Conversely, the relative frequency of searches for all data-related search terms dropped between 2011 and 2015 in Japan, India, and Russia, so it seems highly unlikely that data competency is growing within the workforces and managerial ranks in those countries
Data scientists will struggle to be effective without data-savvy managers and colleagues
Data has become ubiquitous and the number and power of tools for working with data seem to grow by the day. There are indications that the number of data scientists available to apply those tools to all of that data is growing. But the McKinsey report discussed at the start of this post estimated that about ten times more data-savvy managers than data scientists would be needed to take advantage of the data revolution, and it doesn’t appear that much progress is being made in growing the data competency of managers (and others whose work could be enhanced through advances in data science).
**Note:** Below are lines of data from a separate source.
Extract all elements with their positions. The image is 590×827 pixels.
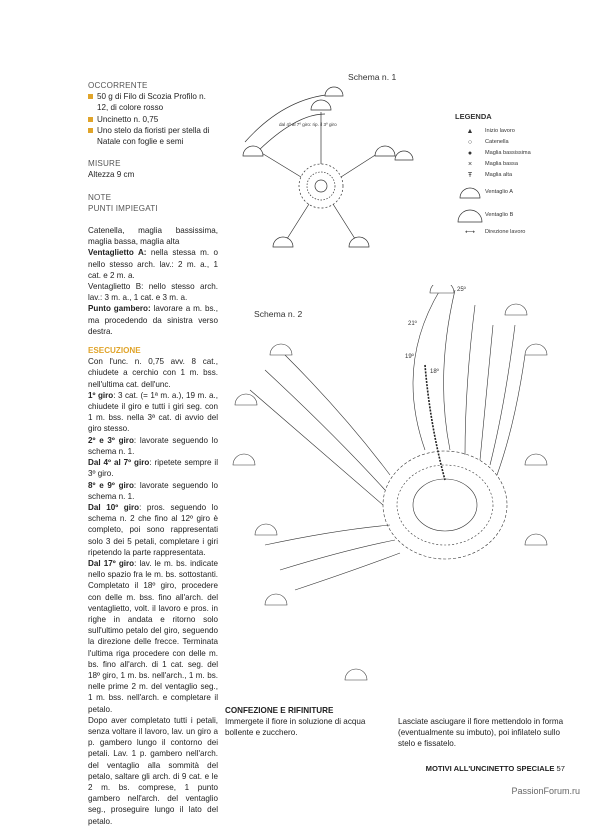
legend-item: ○ Catenella [455, 138, 575, 146]
punti-text: Catenella, maglia bassissima, maglia bassa, maglia alta Ventaglietto A: nella stessa m. o nello stesso arch. lav.: 2 m. a., 1 cat. e 2 m. a. Ventaglietto B: nello stesso arch. lav.: 3 m. a., 1 cat. e 3 m. a. Punto gambero: lavorare a m. bs., ma procedendo da sinistra verso destra. ESECUZIONE Con l'unc. n. 0,75 avv. 8 cat., chiudete a cerchio con 1 m. bss. nell'ultima cat. dell'unc. 1º giro: 3 cat. (= 1ª m. a.), 19 m. a., chiudete il giro e tutti i giri seg. con 1 m. bss. nella 3ª cat. di avvio del giro stesso. 2º e 3º giro: lavorate seguendo lo schema n. 1. Dal 4º al 7º giro: ripetete sempre il 3º giro. 8º e 9º giro: lavorate seguendo lo schema n. 1. Dal 10º giro: pros. seguendo lo schema n. 2 che fino al 12º giro è completo, poi sono rappresentati solo 3 dei 5 petali, completare i giri ripetendo la parte rappresentata. Dal 17º giro: lav. le m. bs. indicate nello spazio fra le m. bs. sottostanti. Completato il 18º giro, procedere con delle m. bss. fino all'arch. del ventaglietto, volt. il lavoro e pros. in righe in andata e ritorno solo sull'ultimo petalo del giro, seguendo la direzione delle frecce. Terminata l'ultima riga procedere con delle m. bs. fino all'arch. di 1 cat. seg. del 18º giro, 1 m. bs. nell'arch., 1 m. bs. nelle prime 2 m. del ventaglio seg., 1 m. bss. nell'arch. e completare il petalo. Dopo aver completato tutti i petali, senza voltare il lavoro, lav. un giro a p. gambero lungo il contorno dei petali. Lav. 1 p. gambero nell'arch. del ventaglio alla sommità del petalo, saltare gli arch. di 9 cat. e le 2 m. bs. comprese, 1 punto gambero nell'arch. del ventaglio seg., proseguire lungo il lato del petalo. [88, 226, 219, 826]
legend [455, 112, 575, 239]
slip-stitch-icon: ● [467, 149, 473, 157]
round-label: 18º [430, 369, 439, 375]
page-footer [426, 764, 565, 773]
schema2-diagram [225, 285, 570, 700]
legend-item: Ventaglio A [455, 182, 575, 202]
confezione-text1: Immergete il fiore in soluzione di acqua bollente e zucchero. [225, 717, 366, 738]
list-item: Uno stelo da fioristi per stella di Natale con foglie e semi [88, 125, 218, 147]
legend-item: Ventaglio B [455, 205, 575, 225]
schema1-note: dal 4º al 7º giro: rip. il 3º giro [279, 122, 337, 127]
esecuzione-heading: ESECUZIONE [88, 346, 141, 356]
single-crochet-icon: × [467, 160, 473, 168]
page-number: 57 [556, 764, 565, 773]
confezione-text2: Lasciate asciugare il fiore mettendolo in forma (eventualmente su imbuto), poi infilatelo sullo stelo e fissatelo. [398, 717, 564, 749]
legend-item: ▲ Inizio lavoro [455, 127, 575, 135]
list-item: 50 g di Filo di Scozia Profilo n. 12, di colore rosso [88, 91, 218, 113]
legend-title: LEGENDA [455, 112, 492, 121]
round-label: 25º [457, 287, 466, 293]
direction-arrow-icon: ⟷ [464, 229, 476, 236]
misure-value: Altezza 9 cm [88, 170, 135, 180]
schema1-title: Schema n. 1 [348, 72, 397, 82]
left-column [88, 80, 218, 827]
round-label: 19º [405, 354, 414, 360]
bullet-square-icon [88, 117, 93, 122]
legend-item: × Maglia bassa [455, 160, 575, 168]
schema1-diagram [225, 82, 425, 272]
double-crochet-icon: Ŧ [467, 171, 473, 179]
schema2-title: Schema n. 2 [254, 309, 303, 319]
watermark: PassionForum.ru [511, 786, 580, 796]
occorrente-heading: OCCORRENTE [88, 81, 148, 90]
fan-b-icon [455, 205, 485, 225]
punti-heading: PUNTI IMPIEGATI [88, 203, 158, 213]
list-item: Uncinetto n. 0,75 [88, 114, 218, 125]
misure-heading: MISURE [88, 159, 121, 169]
bullet-square-icon [88, 128, 93, 133]
fan-a-icon [455, 182, 485, 202]
start-work-icon: ▲ [466, 127, 474, 135]
legend-item: ⟷ Direzione lavoro [455, 228, 575, 236]
confezione-heading: CONFEZIONE E RIFINITURE [225, 706, 334, 715]
note-heading: NOTE [88, 192, 112, 202]
legend-item: ● Maglia bassissima [455, 149, 575, 157]
bullet-square-icon [88, 94, 93, 99]
round-label: 21º [408, 321, 417, 327]
chain-stitch-icon: ○ [467, 138, 473, 146]
legend-item: Ŧ Maglia alta [455, 171, 575, 179]
footer-title: MOTIVI ALL'UNCINETTO SPECIALE [425, 764, 555, 773]
confezione-block [225, 705, 385, 739]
In many ways, that’s not surprising. Many people in management are well into their careers, having started them at a time when data was relatively scarce. Faced with that scarcity, they had to make decisions based on experience, judgement, and the relatively limited amount of data available. That available data was often easy to store, manipulate and visualize using nothing more than a spreadsheet. Given comfort and prior success with that approach, many managers may not perceive a need to take time away from other priorities to become more data-savvy.
Some may be aware of the growing importance of data, but believe they addressed the issue by hiring data scientists or even whole teams of data scientists. But the real question is how effective those people and teams can be if the data competency of those who manage them and whose work is interdependent with theirs is not that different than it was back when data was small and scarce. In my view, the answer to that question is ‘not very’.
Already data scientists need to know a lot of things that take a long time to master. It’s unrealistic to expect them to also have a deep understanding of all of a businesses’ operations and of all the decisions colleagues within that business need to make. Confidentiality concerns may also limit data scientists’ visibility into those decisions. And without greater understanding of how data can now drive strategic, tactical, and operational decisions, decision makers won’t be able to ask data scientists the right questions and direct their efforts toward finding the information and insights that can add the most value.
For data and data science to achieve their full potential, non data scientists need to become more data-savvy. Of course, some improvement will happen over time as the curriculum of business schools and other educational institutions evolves, but those changes will take a long time to flow through the workforce. In the meantime, there is a real need for training and development within the existing workforce to increase awareness of what can be achieved through smart use of data and to help managers and others learn to work effectively with colleagues who are data specialists.